Whilst he was in the act of doing this, the fairy, as if by accident, skilfully managed to let the other shoe slip from his foot over the edge of the bridge into the running stream. Apologizing for his stupidity, and excusing himself on the ground that he was an old man and that his fingers were not as nimble as they used to be, he begged Chang-lung to repeat his kindness and do him the favour of picking up the second shoe and restoring it to him.

With the same cheery manner, as though he were not being asked to perform a servile task, Chang-lung once more stepped into the shallow brook and bringing back the shoe, proceeded without any hesitation to repeat the process of putting it on the old man's foot.

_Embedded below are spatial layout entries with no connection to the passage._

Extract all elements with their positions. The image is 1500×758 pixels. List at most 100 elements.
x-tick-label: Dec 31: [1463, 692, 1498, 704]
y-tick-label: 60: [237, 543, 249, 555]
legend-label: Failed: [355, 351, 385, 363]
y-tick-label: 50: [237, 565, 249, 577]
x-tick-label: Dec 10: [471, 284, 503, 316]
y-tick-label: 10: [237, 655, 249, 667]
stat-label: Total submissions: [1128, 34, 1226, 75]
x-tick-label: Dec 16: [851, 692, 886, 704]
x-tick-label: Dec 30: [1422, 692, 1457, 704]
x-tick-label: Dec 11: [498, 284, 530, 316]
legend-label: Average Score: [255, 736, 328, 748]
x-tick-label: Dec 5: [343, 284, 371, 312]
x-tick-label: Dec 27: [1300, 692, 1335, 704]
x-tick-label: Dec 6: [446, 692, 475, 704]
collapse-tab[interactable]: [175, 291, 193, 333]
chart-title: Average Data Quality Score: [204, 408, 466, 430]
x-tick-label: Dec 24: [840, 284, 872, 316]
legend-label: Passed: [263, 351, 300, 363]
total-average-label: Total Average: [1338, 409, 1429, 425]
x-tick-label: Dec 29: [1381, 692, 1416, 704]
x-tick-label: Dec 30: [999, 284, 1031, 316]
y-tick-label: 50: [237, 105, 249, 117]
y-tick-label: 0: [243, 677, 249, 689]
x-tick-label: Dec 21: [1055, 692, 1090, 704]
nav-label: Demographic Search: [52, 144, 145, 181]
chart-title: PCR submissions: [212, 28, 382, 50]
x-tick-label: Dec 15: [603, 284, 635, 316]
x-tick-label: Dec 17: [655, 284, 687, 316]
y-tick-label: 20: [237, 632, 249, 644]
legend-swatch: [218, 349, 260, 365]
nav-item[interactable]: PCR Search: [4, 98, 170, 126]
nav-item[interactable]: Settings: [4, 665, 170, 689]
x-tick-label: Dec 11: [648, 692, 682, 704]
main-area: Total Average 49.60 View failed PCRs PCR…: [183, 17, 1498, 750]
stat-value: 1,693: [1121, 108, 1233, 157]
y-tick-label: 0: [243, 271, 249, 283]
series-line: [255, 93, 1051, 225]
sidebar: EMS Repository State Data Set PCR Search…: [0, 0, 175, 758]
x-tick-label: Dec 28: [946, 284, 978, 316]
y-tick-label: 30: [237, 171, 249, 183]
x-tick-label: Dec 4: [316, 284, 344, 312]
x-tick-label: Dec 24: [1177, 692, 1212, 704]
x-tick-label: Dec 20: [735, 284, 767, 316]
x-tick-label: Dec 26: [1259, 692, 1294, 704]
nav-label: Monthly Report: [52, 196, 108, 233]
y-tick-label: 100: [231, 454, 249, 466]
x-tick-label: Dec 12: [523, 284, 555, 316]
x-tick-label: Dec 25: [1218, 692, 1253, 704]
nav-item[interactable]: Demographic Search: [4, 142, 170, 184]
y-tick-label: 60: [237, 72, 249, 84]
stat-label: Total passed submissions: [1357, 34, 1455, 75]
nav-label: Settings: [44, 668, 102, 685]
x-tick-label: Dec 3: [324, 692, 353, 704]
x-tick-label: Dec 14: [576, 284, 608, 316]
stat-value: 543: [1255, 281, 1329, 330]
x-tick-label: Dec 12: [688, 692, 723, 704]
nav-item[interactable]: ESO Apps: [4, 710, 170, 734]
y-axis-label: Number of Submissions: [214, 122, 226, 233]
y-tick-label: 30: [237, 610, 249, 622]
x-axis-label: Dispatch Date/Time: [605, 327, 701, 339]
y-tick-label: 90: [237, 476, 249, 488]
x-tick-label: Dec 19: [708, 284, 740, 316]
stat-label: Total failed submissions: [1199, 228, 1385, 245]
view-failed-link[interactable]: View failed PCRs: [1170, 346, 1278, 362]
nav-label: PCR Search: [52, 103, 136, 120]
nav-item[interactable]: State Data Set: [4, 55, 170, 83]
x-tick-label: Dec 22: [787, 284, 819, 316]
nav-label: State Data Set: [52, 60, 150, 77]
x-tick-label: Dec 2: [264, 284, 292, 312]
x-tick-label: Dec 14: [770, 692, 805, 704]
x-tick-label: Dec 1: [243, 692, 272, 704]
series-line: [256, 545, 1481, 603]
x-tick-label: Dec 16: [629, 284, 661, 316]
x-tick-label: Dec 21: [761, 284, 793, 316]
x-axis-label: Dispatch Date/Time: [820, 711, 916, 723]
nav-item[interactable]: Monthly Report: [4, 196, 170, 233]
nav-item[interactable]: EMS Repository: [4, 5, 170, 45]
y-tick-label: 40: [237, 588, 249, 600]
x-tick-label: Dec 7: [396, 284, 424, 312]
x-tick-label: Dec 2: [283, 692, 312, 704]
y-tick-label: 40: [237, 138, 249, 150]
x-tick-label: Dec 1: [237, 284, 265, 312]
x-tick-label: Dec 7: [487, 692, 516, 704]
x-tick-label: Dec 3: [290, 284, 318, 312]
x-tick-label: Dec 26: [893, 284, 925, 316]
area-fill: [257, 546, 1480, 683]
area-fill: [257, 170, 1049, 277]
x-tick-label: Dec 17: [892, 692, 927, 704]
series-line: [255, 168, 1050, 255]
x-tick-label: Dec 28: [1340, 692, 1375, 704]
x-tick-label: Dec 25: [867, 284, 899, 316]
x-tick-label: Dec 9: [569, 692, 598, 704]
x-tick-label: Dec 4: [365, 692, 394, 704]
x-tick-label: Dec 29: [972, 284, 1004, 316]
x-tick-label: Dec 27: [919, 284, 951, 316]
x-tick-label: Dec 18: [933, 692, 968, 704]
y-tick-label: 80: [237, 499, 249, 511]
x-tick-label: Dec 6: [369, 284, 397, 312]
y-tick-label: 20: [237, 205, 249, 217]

The fairy was now perfectly satisfied. Thanking Chang-lung for his kindness, he presented him with a book, which he took out of one of the sleeves of his jacket, and urging him to study it with all diligence, vanished out of his sight. The meeting that day on the country bridge had an important influence on the destiny of Chang-lung, who in time rose to great eminence and finally became Prime Minister of China.

As Monkey studied the golden words before him, he contrasted his own conduct with that of Chang-lung, and, pricked to the heart by a consciousness of his wrong, he started at once, without even bidding farewell to the Dragon Prince of the Sea, to return to the service of Sam-Chaong.

He was just emerging from the ocean, when who should be standing waiting for him on the yellow sands of the shore but the Goddess of Mercy herself, who had come all the way from her distant home to warn him of the consequences that would happen to him were he ever again to fail in the duty she had assigned him of leading Sam-Chaong to the Western Heaven.

Terrified beyond measure at the awful doom which threatened him, and at the same time truly repentant for the wrong he had committed, Monkey bounded up far above the highest mountains which rear their peaks to the sky, and fled with incredible speed until he stood once more by the side of Sam-Chaong.

No reproof fell from the latter's lips as the truant returned to his post. A tender gracious smile was the only sign of displeasure that he evinced.

"I am truly glad to have you come back to me," he said, "for I was lost without your guidance in this unknown world in which I am travelling. I may tell you, however, that since you left me the Goddess appeared to me and comforted me with the assurance that you would ere long resume your duties and be my friend, as you have so nobly been in the past. She was very distressed at my forlorn condition and was so determined that nothing of the kind should happen again in the future, that she graciously presented me with a mystic cap wrought and embroidered by the fairy hands of the maidens in her own palace.

"'Guard this well,' she said, 'and treasure it as your very life, for it will secure you the services of one who for five hundred years was kept in confinement in order that he might be ready to escort you on the way to the Western Heaven. He is the one man who has the daring and the courage to meet the foes who will endeavour to destroy you on your journey, but he is as full of passion as the storm when it is blowing in its fury. Should he ever desert you again, you have but to place this cap on your head, and he will be wrung with such awful and intolerable agonies that though he were a thousand miles away he would hurry back with all the speed he could command to have you take it off again, so that he might be relieved from the fearful pains racking his body.'"

After numerous adventures too long to relate, Sam-Chaong reached the borders of an immense lake, many miles in extent, spanned by a bridge of only a single foot in width. With fear and trembling, as men tremble on the brink of eternity, and often with terror in his eyes and a quivering in his heart as he looked at the narrow foothold on which he was treading, he finally crossed in safety, when he found to his astonishment that the pulsations of a new life had already begun to beat strongly within him. Beyond a narrow strip of land, which bounded the great expanse of water over which he had just passed, was a wide flowing river, and on its bank was a boat with a ferryman in it ready to row him over.